Q: How do I track results over time? Two options: (1) log to Confident AI (paid cloud) for dashboards and dataset versioning, or (2) export results to JSONL and build your own trend dashboards. The free path works fine for most teams.
Q: Synthetic dataset generation?
DeepEval has a Synthesizer that generates eval datasets from your documents — pairs of (question, expected answer, expected context). Useful to bootstrap a golden set quickly. Always human-review samples — synthetic-only is risky.
python
from deepeval.synthesizer import Synthesizer
synth = Synthesizer()
dataset = synth.generate_goldens_from_docs(document_paths=["policy.pdf"], max_goldens_per_context=2)
Gotchas¶
- Threshold direction — hallucination/bias/toxicity: lower is better. Relevancy/faithfulness: higher is better. Easy to get wrong; check the metric docstring.
- LLM-judge cost — every metric is one or more LLM calls per test case. Use cheap judges in CI, stronger judges for release gates.
- Determinism — same caveats as Ragas. Run multiple samples for high-stakes assertions.
- Version pinning — metric internals shift across versions; pin in CI.
Useful Links¶
- Docs: https://deepeval.com/docs
- GitHub: https://github.com/confident-ai/deepeval
- Confident AI (commercial dashboard): https://confident-ai.com
Interview Sound-Bites¶
- "DeepEval's strength is the pytest ergonomics — every eval is a normal test, normal CI, normal reporting. That makes adoption easy for an existing QA team."
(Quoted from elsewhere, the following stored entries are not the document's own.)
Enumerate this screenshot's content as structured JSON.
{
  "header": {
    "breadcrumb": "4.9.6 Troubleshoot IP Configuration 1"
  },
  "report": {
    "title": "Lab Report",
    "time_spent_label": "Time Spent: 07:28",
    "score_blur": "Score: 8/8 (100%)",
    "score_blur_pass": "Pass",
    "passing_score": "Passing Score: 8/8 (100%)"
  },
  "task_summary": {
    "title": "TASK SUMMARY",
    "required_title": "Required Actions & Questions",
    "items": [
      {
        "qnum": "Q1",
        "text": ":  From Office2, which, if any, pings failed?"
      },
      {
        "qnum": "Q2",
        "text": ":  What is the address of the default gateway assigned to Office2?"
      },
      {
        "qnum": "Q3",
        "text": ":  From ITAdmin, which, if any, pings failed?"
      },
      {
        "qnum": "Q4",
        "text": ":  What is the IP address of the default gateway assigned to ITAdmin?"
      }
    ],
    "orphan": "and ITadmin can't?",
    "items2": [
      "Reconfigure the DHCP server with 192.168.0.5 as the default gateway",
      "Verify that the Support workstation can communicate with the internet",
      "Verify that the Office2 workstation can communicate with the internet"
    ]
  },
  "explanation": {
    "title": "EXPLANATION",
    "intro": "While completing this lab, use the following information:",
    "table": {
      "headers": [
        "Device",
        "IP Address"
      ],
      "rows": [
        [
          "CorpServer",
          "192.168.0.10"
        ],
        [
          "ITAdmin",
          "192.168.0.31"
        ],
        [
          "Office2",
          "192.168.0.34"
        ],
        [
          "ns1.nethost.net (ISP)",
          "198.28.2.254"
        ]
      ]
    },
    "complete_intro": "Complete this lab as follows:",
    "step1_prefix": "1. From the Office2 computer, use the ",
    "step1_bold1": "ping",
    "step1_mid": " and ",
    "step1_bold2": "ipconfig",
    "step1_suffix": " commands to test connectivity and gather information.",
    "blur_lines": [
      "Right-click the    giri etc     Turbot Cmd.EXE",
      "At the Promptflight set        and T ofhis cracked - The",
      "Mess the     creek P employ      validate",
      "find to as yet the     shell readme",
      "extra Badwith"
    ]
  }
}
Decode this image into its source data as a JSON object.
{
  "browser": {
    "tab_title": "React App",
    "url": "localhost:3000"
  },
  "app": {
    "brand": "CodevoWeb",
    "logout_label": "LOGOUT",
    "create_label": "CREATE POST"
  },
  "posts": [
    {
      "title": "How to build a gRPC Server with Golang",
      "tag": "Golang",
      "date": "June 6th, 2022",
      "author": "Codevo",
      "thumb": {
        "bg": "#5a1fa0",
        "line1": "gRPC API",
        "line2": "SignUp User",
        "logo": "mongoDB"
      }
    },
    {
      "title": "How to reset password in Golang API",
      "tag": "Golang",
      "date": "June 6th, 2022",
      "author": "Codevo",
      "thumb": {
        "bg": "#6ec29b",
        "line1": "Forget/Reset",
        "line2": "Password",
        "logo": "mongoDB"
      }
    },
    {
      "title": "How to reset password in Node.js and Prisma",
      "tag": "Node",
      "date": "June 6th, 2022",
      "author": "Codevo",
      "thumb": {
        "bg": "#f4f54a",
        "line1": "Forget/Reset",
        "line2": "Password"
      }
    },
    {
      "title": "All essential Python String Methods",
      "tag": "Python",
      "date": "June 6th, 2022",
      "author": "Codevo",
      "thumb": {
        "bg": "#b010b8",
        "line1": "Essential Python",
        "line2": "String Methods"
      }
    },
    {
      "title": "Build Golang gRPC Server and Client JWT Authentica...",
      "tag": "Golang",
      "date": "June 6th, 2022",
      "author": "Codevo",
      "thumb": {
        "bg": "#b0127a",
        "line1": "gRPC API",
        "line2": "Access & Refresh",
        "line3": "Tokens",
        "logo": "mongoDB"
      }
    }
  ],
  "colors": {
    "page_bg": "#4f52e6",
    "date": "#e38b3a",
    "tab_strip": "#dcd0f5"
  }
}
- "The red-teaming module is the fastest way to bootstrap a behavioural test suite — 50+ vulnerability categories out of the box, then you tune to your domain."
- "For agents, I use
ToolCorrectnessMetricfor trace-level assertions andTaskCompletionMetricfor end-to-end — together they catch both 'right answer, wrong path' and 'wrong answer' regressions."